Since 2012, the General Assembly has invested more than $70 million to add focused reading camps, special literacy intensive classrooms and other resources for students who are struggling to read proficiently by fourth grade.

Over the last ten years, about one-third of all fourth graders scored “below basic” on the National Assessment of Educational Progress (NAEP) reading test. National studies, like a 2010 Annie E. Casey Foundation report, “Early Warning! Why Reading by the End of the Third Grade Matters,” show that students who fail to master reading by the end of third grade are four times more likely to drop out than their peers who read at grade level. Further studies, including this Brookings Institute report, give evidence that retaining students who have fallen behind in reading at the third grade level can improve long-term academic outcomes for those children.

In spite of so many students struggling with reading fundamentals, nearly 98 percent of North Carolina third graders were promoted to the fourth grade, according to the most recent report from the Department of Public Instruction.


Representative Andy Wells of Catawba County also issued a statement on the matter:

“In the 2011-12 Budget the General Assembly implemented the Read to Achieve program. What the bill did was simple: it said children in the third grade needed to be able to read at a third grade level before they could be promoted to the fourth grade. That was straightforward enough – it simply laid down a marker. It didn’t require that 8-year-olds take complex batteries of statewide tests. In fact, it didn’t require any statewide testing program at all. A child’s teacher could make the decision.

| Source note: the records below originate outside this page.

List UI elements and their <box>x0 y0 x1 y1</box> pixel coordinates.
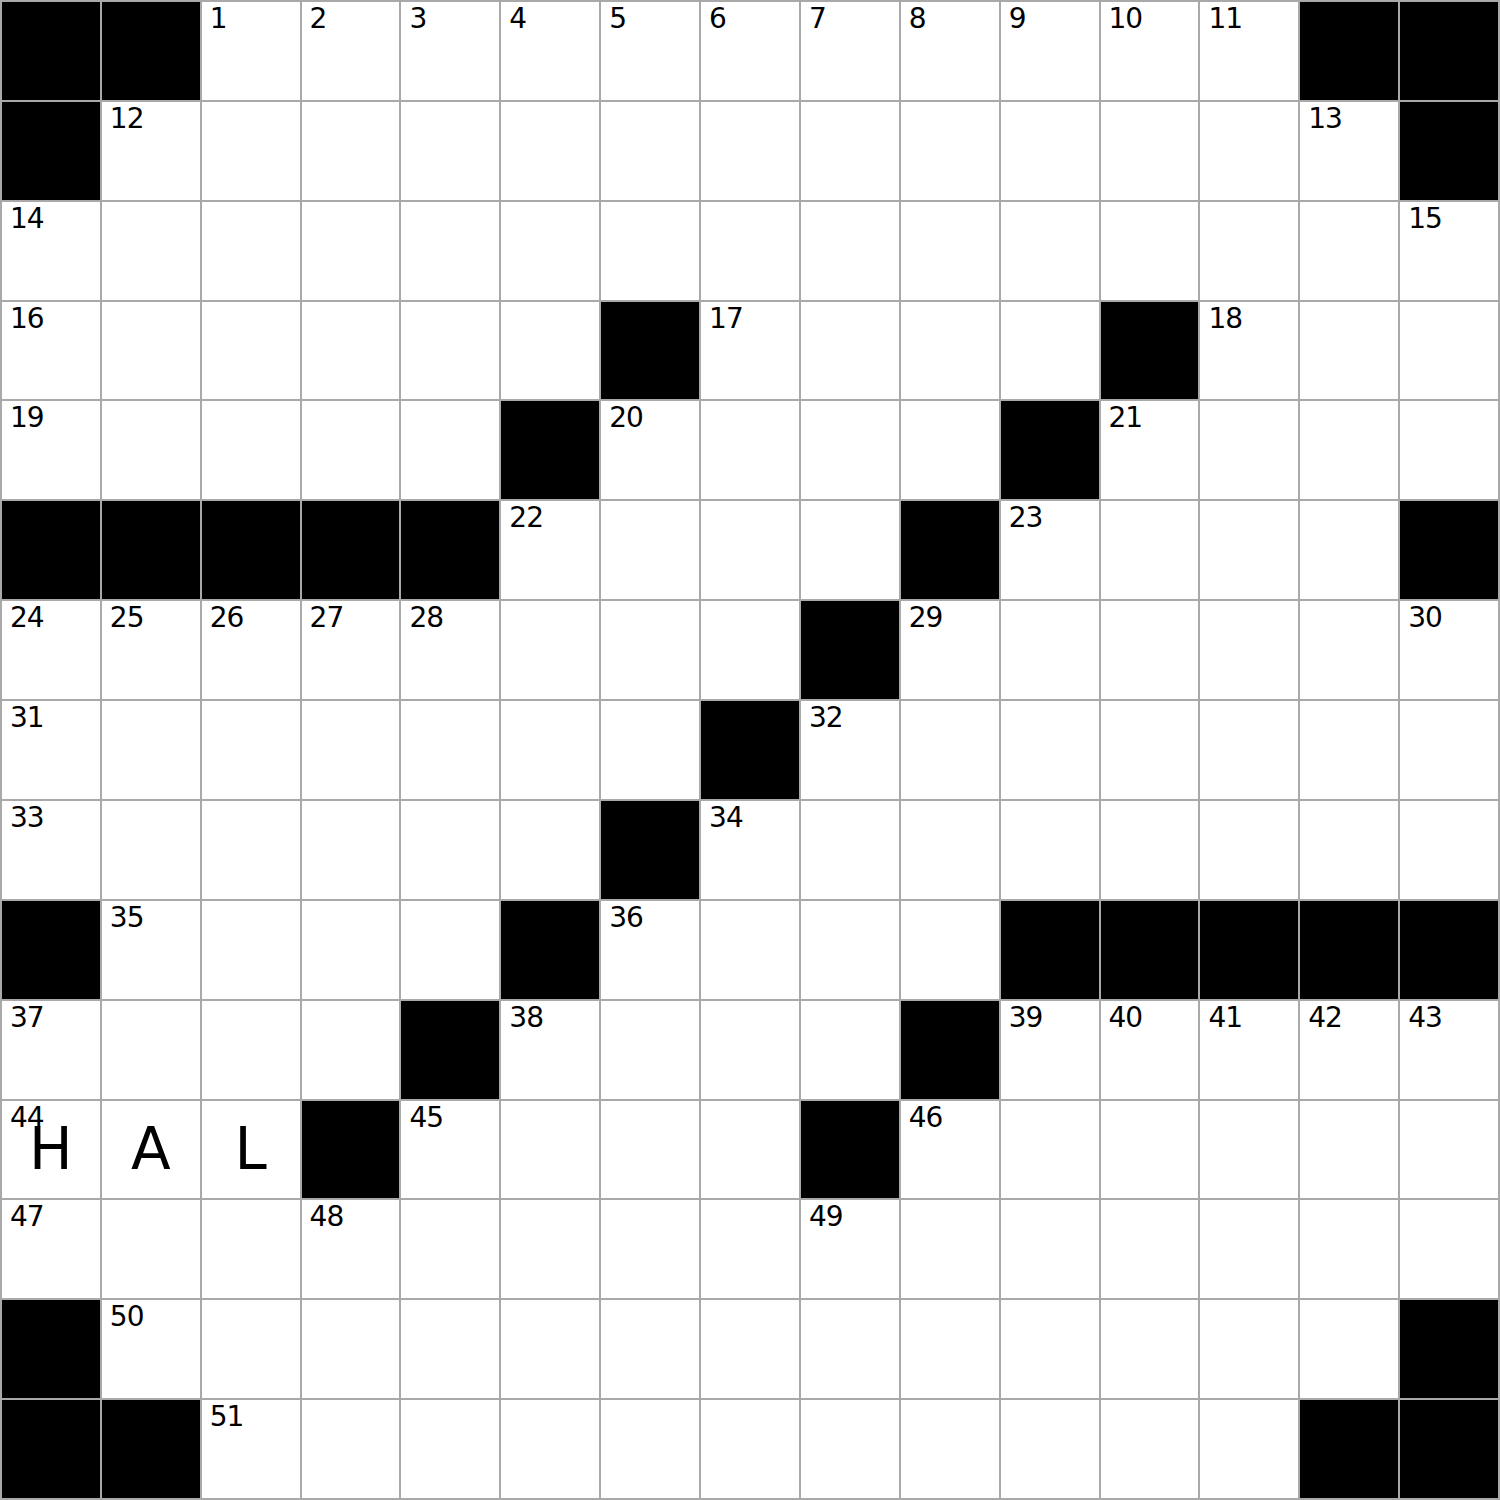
white-cell[interactable] <box>1101 1200 1199 1298</box>
clue-number: 49 <box>809 1203 843 1231</box>
clue-number: 1 <box>210 5 227 33</box>
black-cell <box>1101 302 1199 400</box>
white-cell[interactable] <box>1200 501 1298 599</box>
black-cell <box>801 601 899 699</box>
white-cell[interactable] <box>1200 1400 1298 1498</box>
white-cell[interactable]: 1 <box>202 2 300 100</box>
white-cell[interactable] <box>901 202 999 300</box>
white-cell[interactable] <box>901 302 999 400</box>
white-cell[interactable] <box>501 302 599 400</box>
white-cell[interactable] <box>202 102 300 200</box>
black-cell <box>601 801 699 899</box>
white-cell[interactable] <box>701 501 799 599</box>
black-cell <box>1400 1400 1498 1498</box>
white-cell[interactable] <box>701 901 799 999</box>
white-cell[interactable] <box>601 1300 699 1398</box>
white-cell[interactable] <box>1101 801 1199 899</box>
white-cell[interactable]: 30 <box>1400 601 1498 699</box>
clue-number: 32 <box>809 704 843 732</box>
white-cell[interactable] <box>601 601 699 699</box>
white-cell[interactable] <box>801 501 899 599</box>
white-cell[interactable]: 40 <box>1101 1001 1199 1099</box>
white-cell[interactable]: 45 <box>401 1101 499 1199</box>
white-cell[interactable] <box>1200 1300 1298 1398</box>
white-cell[interactable] <box>401 1200 499 1298</box>
clue-number: 12 <box>110 105 144 133</box>
white-cell[interactable] <box>501 1200 599 1298</box>
white-cell[interactable] <box>1001 302 1099 400</box>
black-cell <box>401 1001 499 1099</box>
white-cell[interactable]: 11 <box>1200 2 1298 100</box>
white-cell[interactable] <box>102 202 200 300</box>
white-cell[interactable] <box>1200 202 1298 300</box>
white-cell[interactable] <box>1101 102 1199 200</box>
white-cell[interactable] <box>1200 1101 1298 1199</box>
black-cell <box>801 1101 899 1199</box>
white-cell[interactable]: 36 <box>601 901 699 999</box>
white-cell[interactable] <box>202 701 300 799</box>
white-cell[interactable] <box>102 801 200 899</box>
white-cell[interactable] <box>102 1200 200 1298</box>
white-cell[interactable]: 19 <box>2 401 100 499</box>
black-cell <box>102 501 200 599</box>
white-cell[interactable] <box>1101 1400 1199 1498</box>
clue-number: 37 <box>10 1004 44 1032</box>
white-cell[interactable] <box>601 1101 699 1199</box>
clue-number: 18 <box>1208 305 1242 333</box>
black-cell <box>501 901 599 999</box>
clue-number: 35 <box>110 904 144 932</box>
black-cell <box>901 501 999 599</box>
white-cell[interactable] <box>1300 601 1398 699</box>
white-cell[interactable] <box>501 202 599 300</box>
clue-number: 15 <box>1408 205 1442 233</box>
clue-number: 45 <box>409 1104 443 1132</box>
white-cell[interactable]: 46 <box>901 1101 999 1199</box>
white-cell[interactable]: 13 <box>1300 102 1398 200</box>
clue-number: 14 <box>10 205 44 233</box>
white-cell[interactable] <box>302 1400 400 1498</box>
white-cell[interactable] <box>601 1001 699 1099</box>
crossword-grid: 1234567891011121314151617181920212223242… <box>0 0 1500 1500</box>
white-cell[interactable] <box>801 1400 899 1498</box>
white-cell[interactable]: 26 <box>202 601 300 699</box>
white-cell[interactable]: 29 <box>901 601 999 699</box>
white-cell[interactable]: 31 <box>2 701 100 799</box>
white-cell[interactable] <box>1400 801 1498 899</box>
white-cell[interactable]: 33 <box>2 801 100 899</box>
white-cell[interactable] <box>601 1200 699 1298</box>
clue-number: 25 <box>110 604 144 632</box>
white-cell[interactable] <box>801 401 899 499</box>
white-cell[interactable] <box>501 701 599 799</box>
white-cell[interactable]: 22 <box>501 501 599 599</box>
white-cell[interactable] <box>701 1101 799 1199</box>
white-cell[interactable] <box>1200 801 1298 899</box>
black-cell <box>2 1300 100 1398</box>
black-cell <box>2 901 100 999</box>
white-cell[interactable] <box>401 302 499 400</box>
clue-number: 23 <box>1009 504 1043 532</box>
white-cell[interactable] <box>501 1101 599 1199</box>
white-cell[interactable] <box>1001 601 1099 699</box>
white-cell[interactable] <box>701 1200 799 1298</box>
black-cell <box>401 501 499 599</box>
white-cell[interactable] <box>1101 1101 1199 1199</box>
white-cell[interactable] <box>601 202 699 300</box>
white-cell[interactable] <box>1400 1200 1498 1298</box>
white-cell[interactable] <box>701 1400 799 1498</box>
clue-number: 22 <box>509 504 543 532</box>
clue-number: 30 <box>1408 604 1442 632</box>
white-cell[interactable] <box>1101 701 1199 799</box>
white-cell[interactable] <box>901 901 999 999</box>
white-cell[interactable] <box>202 1300 300 1398</box>
white-cell[interactable] <box>202 302 300 400</box>
clue-number: 3 <box>409 5 426 33</box>
white-cell[interactable] <box>801 302 899 400</box>
white-cell[interactable]: 2 <box>302 2 400 100</box>
clue-number: 31 <box>10 704 44 732</box>
white-cell[interactable] <box>601 1400 699 1498</box>
white-cell[interactable]: 27 <box>302 601 400 699</box>
white-cell[interactable] <box>302 1001 400 1099</box>
white-cell[interactable] <box>701 1001 799 1099</box>
clue-number: 10 <box>1109 5 1143 33</box>
white-cell[interactable] <box>401 102 499 200</box>
white-cell[interactable] <box>801 1300 899 1398</box>
white-cell[interactable] <box>701 1300 799 1398</box>
black-cell <box>202 501 300 599</box>
black-cell <box>302 1101 400 1199</box>
white-cell[interactable]: 25 <box>102 601 200 699</box>
white-cell[interactable]: 35 <box>102 901 200 999</box>
white-cell[interactable] <box>901 1300 999 1398</box>
black-cell <box>302 501 400 599</box>
black-cell <box>1400 901 1498 999</box>
white-cell[interactable]: 4 <box>501 2 599 100</box>
white-cell[interactable] <box>302 302 400 400</box>
white-cell[interactable]: 5 <box>601 2 699 100</box>
white-cell[interactable]: 43 <box>1400 1001 1498 1099</box>
clue-number: 43 <box>1408 1004 1442 1032</box>
white-cell[interactable] <box>501 1400 599 1498</box>
white-cell[interactable] <box>801 202 899 300</box>
white-cell[interactable] <box>401 202 499 300</box>
black-cell <box>102 2 200 100</box>
clue-number: 8 <box>909 5 926 33</box>
white-cell[interactable] <box>202 1001 300 1099</box>
white-cell[interactable] <box>102 302 200 400</box>
white-cell[interactable] <box>501 102 599 200</box>
white-cell[interactable] <box>1300 801 1398 899</box>
white-cell[interactable]: 16 <box>2 302 100 400</box>
white-cell[interactable]: 18 <box>1200 302 1298 400</box>
white-cell[interactable]: 32 <box>801 701 899 799</box>
black-cell <box>2 501 100 599</box>
white-cell[interactable] <box>901 401 999 499</box>
white-cell[interactable]: 9 <box>1001 2 1099 100</box>
clue-number: 2 <box>310 5 327 33</box>
black-cell <box>1001 901 1099 999</box>
white-cell[interactable] <box>701 601 799 699</box>
white-cell[interactable] <box>701 202 799 300</box>
white-cell[interactable]: 34 <box>701 801 799 899</box>
white-cell[interactable] <box>202 1200 300 1298</box>
white-cell[interactable] <box>901 701 999 799</box>
white-cell[interactable] <box>501 601 599 699</box>
white-cell[interactable]: 6 <box>701 2 799 100</box>
clue-number: 19 <box>10 404 44 432</box>
white-cell[interactable]: L <box>202 1101 300 1199</box>
white-cell[interactable] <box>1200 1200 1298 1298</box>
white-cell[interactable] <box>1300 401 1398 499</box>
white-cell[interactable]: 7 <box>801 2 899 100</box>
white-cell[interactable] <box>1300 1101 1398 1199</box>
white-cell[interactable] <box>401 401 499 499</box>
clue-number: 42 <box>1308 1004 1342 1032</box>
clue-number: 36 <box>609 904 643 932</box>
clue-number: 20 <box>609 404 643 432</box>
clue-number: 28 <box>409 604 443 632</box>
white-cell[interactable] <box>202 401 300 499</box>
white-cell[interactable] <box>1300 1200 1398 1298</box>
black-cell <box>1300 901 1398 999</box>
white-cell[interactable] <box>302 102 400 200</box>
black-cell <box>1400 1300 1498 1398</box>
white-cell[interactable] <box>202 901 300 999</box>
clue-number: 50 <box>110 1303 144 1331</box>
clue-number: 9 <box>1009 5 1026 33</box>
white-cell[interactable]: 51 <box>202 1400 300 1498</box>
white-cell[interactable] <box>1001 1300 1099 1398</box>
clue-number: 27 <box>310 604 344 632</box>
white-cell[interactable] <box>901 1200 999 1298</box>
white-cell[interactable]: 39 <box>1001 1001 1099 1099</box>
white-cell[interactable]: 10 <box>1101 2 1199 100</box>
clue-number: 17 <box>709 305 743 333</box>
white-cell[interactable] <box>1300 701 1398 799</box>
white-cell[interactable] <box>302 401 400 499</box>
white-cell[interactable] <box>401 801 499 899</box>
white-cell[interactable] <box>701 102 799 200</box>
white-cell[interactable] <box>302 801 400 899</box>
white-cell[interactable] <box>1001 1101 1099 1199</box>
clue-number: 39 <box>1009 1004 1043 1032</box>
white-cell[interactable] <box>801 102 899 200</box>
white-cell[interactable] <box>501 1300 599 1398</box>
white-cell[interactable] <box>1200 601 1298 699</box>
white-cell[interactable]: 21 <box>1101 401 1199 499</box>
white-cell[interactable]: 20 <box>601 401 699 499</box>
clue-number: 41 <box>1208 1004 1242 1032</box>
clue-number: 13 <box>1308 105 1342 133</box>
white-cell[interactable]: 3 <box>401 2 499 100</box>
white-cell[interactable] <box>1101 202 1199 300</box>
white-cell[interactable]: 38 <box>501 1001 599 1099</box>
clue-number: 29 <box>909 604 943 632</box>
white-cell[interactable] <box>701 401 799 499</box>
white-cell[interactable]: 24 <box>2 601 100 699</box>
white-cell[interactable]: 41 <box>1200 1001 1298 1099</box>
white-cell[interactable] <box>1300 501 1398 599</box>
black-cell <box>1400 2 1498 100</box>
black-cell <box>701 701 799 799</box>
white-cell[interactable] <box>302 1300 400 1398</box>
white-cell[interactable] <box>901 1400 999 1498</box>
white-cell[interactable] <box>1101 601 1199 699</box>
white-cell[interactable] <box>1400 1101 1498 1199</box>
clue-number: 26 <box>210 604 244 632</box>
white-cell[interactable]: 12 <box>102 102 200 200</box>
white-cell[interactable] <box>1200 701 1298 799</box>
white-cell[interactable] <box>302 202 400 300</box>
clue-number: 21 <box>1109 404 1143 432</box>
black-cell <box>901 1001 999 1099</box>
white-cell[interactable] <box>801 901 899 999</box>
white-cell[interactable] <box>1001 202 1099 300</box>
white-cell[interactable] <box>202 801 300 899</box>
white-cell[interactable]: 50 <box>102 1300 200 1398</box>
clue-number: 24 <box>10 604 44 632</box>
clue-number: 40 <box>1109 1004 1143 1032</box>
black-cell <box>1001 401 1099 499</box>
white-cell[interactable] <box>401 1300 499 1398</box>
white-cell[interactable]: 17 <box>701 302 799 400</box>
black-cell <box>102 1400 200 1498</box>
white-cell[interactable]: 37 <box>2 1001 100 1099</box>
white-cell[interactable] <box>1200 102 1298 200</box>
white-cell[interactable] <box>1001 102 1099 200</box>
white-cell[interactable] <box>601 501 699 599</box>
clue-number: 4 <box>509 5 526 33</box>
white-cell[interactable] <box>1300 302 1398 400</box>
white-cell[interactable]: 49 <box>801 1200 899 1298</box>
white-cell[interactable] <box>1200 401 1298 499</box>
black-cell <box>601 302 699 400</box>
white-cell[interactable] <box>1001 801 1099 899</box>
clue-number: 48 <box>310 1203 344 1231</box>
clue-number: 47 <box>10 1203 44 1231</box>
white-cell[interactable] <box>901 801 999 899</box>
white-cell[interactable] <box>1300 1300 1398 1398</box>
white-cell[interactable]: A <box>102 1101 200 1199</box>
white-cell[interactable]: 47 <box>2 1200 100 1298</box>
white-cell[interactable] <box>1001 701 1099 799</box>
white-cell[interactable] <box>102 401 200 499</box>
white-cell[interactable] <box>1001 1400 1099 1498</box>
clue-number: 5 <box>609 5 626 33</box>
white-cell[interactable]: 15 <box>1400 202 1498 300</box>
white-cell[interactable] <box>501 801 599 899</box>
clue-number: 38 <box>509 1004 543 1032</box>
white-cell[interactable] <box>102 1001 200 1099</box>
white-cell[interactable] <box>1400 302 1498 400</box>
cell-letter: A <box>102 1101 200 1199</box>
white-cell[interactable] <box>1400 701 1498 799</box>
black-cell <box>1400 501 1498 599</box>
clue-number: 51 <box>210 1403 244 1431</box>
white-cell[interactable]: 8 <box>901 2 999 100</box>
white-cell[interactable] <box>901 102 999 200</box>
white-cell[interactable] <box>202 202 300 300</box>
clue-number: 11 <box>1208 5 1242 33</box>
white-cell[interactable] <box>302 901 400 999</box>
clue-number: 46 <box>909 1104 943 1132</box>
black-cell <box>1200 901 1298 999</box>
cell-letter: H <box>2 1101 100 1199</box>
white-cell[interactable] <box>401 701 499 799</box>
black-cell <box>1300 2 1398 100</box>
white-cell[interactable] <box>601 701 699 799</box>
black-cell <box>2 102 100 200</box>
clue-number: 33 <box>10 804 44 832</box>
clue-number: 6 <box>709 5 726 33</box>
white-cell[interactable]: 14 <box>2 202 100 300</box>
white-cell[interactable] <box>302 701 400 799</box>
white-cell[interactable] <box>401 1400 499 1498</box>
white-cell[interactable] <box>1101 1300 1199 1398</box>
white-cell[interactable]: 28 <box>401 601 499 699</box>
white-cell[interactable] <box>801 1001 899 1099</box>
white-cell[interactable] <box>102 701 200 799</box>
white-cell[interactable]: 42 <box>1300 1001 1398 1099</box>
white-cell[interactable]: 48 <box>302 1200 400 1298</box>
white-cell[interactable]: 44H <box>2 1101 100 1199</box>
black-cell <box>1400 102 1498 200</box>
white-cell[interactable] <box>1001 1200 1099 1298</box>
clue-number: 7 <box>809 5 826 33</box>
white-cell[interactable] <box>1400 401 1498 499</box>
clue-number: 34 <box>709 804 743 832</box>
black-cell <box>1101 901 1199 999</box>
black-cell <box>501 401 599 499</box>
black-cell <box>2 1400 100 1498</box>
cell-letter: L <box>202 1101 300 1199</box>
white-cell[interactable] <box>801 801 899 899</box>
white-cell[interactable] <box>401 901 499 999</box>
clue-number: 16 <box>10 305 44 333</box>
black-cell <box>2 2 100 100</box>
white-cell[interactable] <box>601 102 699 200</box>
white-cell[interactable]: 23 <box>1001 501 1099 599</box>
black-cell <box>1300 1400 1398 1498</box>
white-cell[interactable] <box>1101 501 1199 599</box>
white-cell[interactable] <box>1300 202 1398 300</box>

And that’s where it stood until the bureaucrats at the Department of Public Instruction (and local school boards) got into the act and turned a simple goal into a complex system of tests upon tests upon micro-tests – that all landed squarely on the heads of 8-year-olds.

The Department of Public Instruction started informing local school boards that reading proficiency could be measured in five ways:

  1. Pass the Beginning of Grade Test
  2. Pass the End of Grade Test
  3. Pass the state developed alternative test
  4. Pass a State Board of Education approved test, developed at the local level
  5. Pass (at a 70% rate) the 36 passages in the student portfolio

Now, bear in mind, the General Assembly didn’t mandate all these tests. But, nonetheless, some local school districts proceeded to require third graders to take a barrage of multiple tests.

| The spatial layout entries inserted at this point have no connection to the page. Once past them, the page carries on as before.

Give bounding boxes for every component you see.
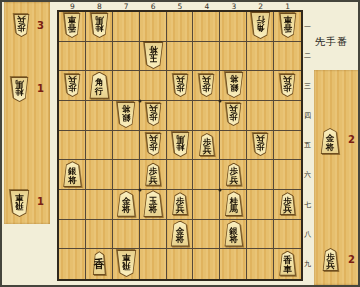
piece-sente-king[interactable]: 玉将 — [143, 190, 164, 217]
piece-gote-bishop[interactable]: 角行 — [250, 12, 271, 39]
piece-gote-knight[interactable]: 桂馬 — [90, 13, 109, 38]
piece-kanji: 角行 — [250, 12, 271, 39]
piece-kanji: 銀将 — [116, 102, 136, 128]
piece-kanji: 香 — [92, 251, 106, 275]
gote-hand-count-pawn: 3 — [37, 20, 44, 31]
piece-kanji: 歩兵 — [279, 74, 296, 97]
piece-kanji: 桂馬 — [171, 132, 190, 157]
rank-label: 六 — [302, 160, 313, 190]
piece-gote-pawn[interactable]: 歩兵 — [64, 74, 81, 97]
gote-captured-pieces-panel: 歩兵3桂馬1飛車1 — [4, 2, 50, 224]
piece-gote-silver[interactable]: 銀将 — [224, 72, 244, 98]
piece-sente-pawn[interactable]: 歩兵 — [198, 133, 215, 156]
gote-hand-count-rook: 1 — [37, 196, 44, 207]
piece-kanji: 桂馬 — [90, 13, 109, 38]
piece-sente-pawn[interactable]: 歩兵 — [322, 248, 339, 271]
piece-gote-silver[interactable]: 銀将 — [116, 102, 136, 128]
rank-label: 二 — [302, 42, 313, 72]
piece-sente-bishop[interactable]: 角行 — [89, 72, 110, 99]
piece-kanji: 歩兵 — [64, 74, 81, 97]
piece-kanji: 歩兵 — [252, 133, 269, 156]
piece-sente-silver[interactable]: 銀将 — [224, 221, 244, 247]
sente-hand-count-pawn: 2 — [348, 254, 355, 265]
shogi-board[interactable]: 香車桂馬角行香車玉将歩兵角行歩兵歩兵銀将歩兵銀将歩兵歩兵歩兵桂馬歩兵歩兵銀将歩兵… — [57, 10, 303, 281]
piece-kanji: 香車 — [63, 13, 81, 38]
piece-kanji: 香車 — [279, 251, 297, 276]
rank-label: 一 — [302, 12, 313, 42]
piece-kanji: 歩兵 — [145, 133, 162, 156]
sente-captured-pieces-panel: 金将2歩兵2 — [314, 70, 360, 285]
piece-kanji: 銀将 — [224, 221, 244, 247]
piece-kanji: 玉将 — [143, 42, 164, 69]
piece-sente-pawn[interactable]: 歩兵 — [225, 163, 242, 186]
piece-kanji: 歩兵 — [198, 133, 215, 156]
piece-kanji: 歩兵 — [198, 74, 215, 97]
rank-label: 七 — [302, 190, 313, 220]
rank-label: 三 — [302, 71, 313, 101]
piece-gote-pawn[interactable]: 歩兵 — [279, 74, 296, 97]
piece-gote-pawn[interactable]: 歩兵 — [145, 103, 162, 126]
piece-kanji: 角行 — [89, 72, 110, 99]
piece-sente-gold[interactable]: 金将 — [320, 128, 340, 154]
turn-indicator: 先手番 — [315, 35, 360, 49]
piece-gote-lance[interactable]: 香車 — [279, 13, 297, 38]
piece-kanji: 飛車 — [9, 190, 30, 217]
piece-gote-pawn[interactable]: 歩兵 — [252, 133, 269, 156]
piece-kanji: 桂馬 — [10, 77, 29, 102]
piece-gote-knight[interactable]: 桂馬 — [171, 132, 190, 157]
piece-gote-pawn[interactable]: 歩兵 — [198, 74, 215, 97]
sente-hand-count-gold: 2 — [348, 134, 355, 145]
piece-gote-knight[interactable]: 桂馬 — [10, 77, 29, 102]
piece-kanji: 玉将 — [143, 190, 164, 217]
piece-gote-pawn[interactable]: 歩兵 — [13, 14, 30, 37]
piece-sente-lance[interactable]: 香車 — [279, 251, 297, 276]
piece-kanji: 飛車 — [116, 250, 137, 277]
piece-gote-rook[interactable]: 飛車 — [9, 190, 30, 217]
rank-label: 九 — [302, 249, 313, 279]
piece-kanji: 金将 — [170, 221, 190, 247]
rank-labels: 一二三四五六七八九 — [302, 12, 313, 279]
piece-sente-pawn[interactable]: 歩兵 — [145, 163, 162, 186]
piece-kanji: 歩兵 — [279, 192, 296, 215]
piece-sente-gold[interactable]: 金将 — [116, 191, 136, 217]
piece-kanji: 桂馬 — [224, 191, 243, 216]
piece-gote-pawn[interactable]: 歩兵 — [145, 133, 162, 156]
piece-kanji: 銀将 — [62, 161, 82, 187]
rank-label: 五 — [302, 131, 313, 161]
piece-gote-lance[interactable]: 香車 — [63, 13, 81, 38]
piece-kanji: 歩兵 — [145, 163, 162, 186]
piece-kanji: 香車 — [279, 13, 297, 38]
piece-sente-gold[interactable]: 金将 — [170, 221, 190, 247]
piece-sente-lance[interactable]: 香 — [92, 251, 106, 275]
piece-kanji: 歩兵 — [145, 103, 162, 126]
piece-sente-knight[interactable]: 桂馬 — [224, 191, 243, 216]
shogi-app-window: 歩兵3桂馬1飛車1 987654321 香車桂馬角行香車玉将歩兵角行歩兵歩兵銀将… — [0, 0, 360, 287]
pieces-layer: 香車桂馬角行香車玉将歩兵角行歩兵歩兵銀将歩兵銀将歩兵歩兵歩兵桂馬歩兵歩兵銀将歩兵… — [59, 12, 301, 279]
piece-kanji: 歩兵 — [225, 103, 242, 126]
piece-gote-king[interactable]: 玉将 — [143, 42, 164, 69]
piece-sente-silver[interactable]: 銀将 — [62, 161, 82, 187]
piece-sente-pawn[interactable]: 歩兵 — [172, 192, 189, 215]
piece-gote-pawn[interactable]: 歩兵 — [225, 103, 242, 126]
piece-gote-rook[interactable]: 飛車 — [116, 250, 137, 277]
rank-label: 四 — [302, 101, 313, 131]
piece-gote-pawn[interactable]: 歩兵 — [172, 74, 189, 97]
piece-kanji: 歩兵 — [322, 248, 339, 271]
gote-hand-count-knight: 1 — [37, 83, 44, 94]
piece-kanji: 金将 — [116, 191, 136, 217]
piece-kanji: 銀将 — [224, 72, 244, 98]
piece-kanji: 歩兵 — [172, 192, 189, 215]
piece-kanji: 金将 — [320, 128, 340, 154]
piece-sente-pawn[interactable]: 歩兵 — [279, 192, 296, 215]
piece-kanji: 歩兵 — [225, 163, 242, 186]
piece-kanji: 歩兵 — [172, 74, 189, 97]
rank-label: 八 — [302, 220, 313, 250]
piece-kanji: 歩兵 — [13, 14, 30, 37]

So, why is this an example of ‘broken politics?’ Because it’s an example of how our state education bureaucrats react to any attempt at accountability … bureaucrats don’t like accountability, so under the ruse of complying with Read to Achieve they created a plan for testing that was sure to outrage parents. To crush any attempt at accountability the bureaucrats turned a simple requirement – that third graders be able to read – into an education train wreck.”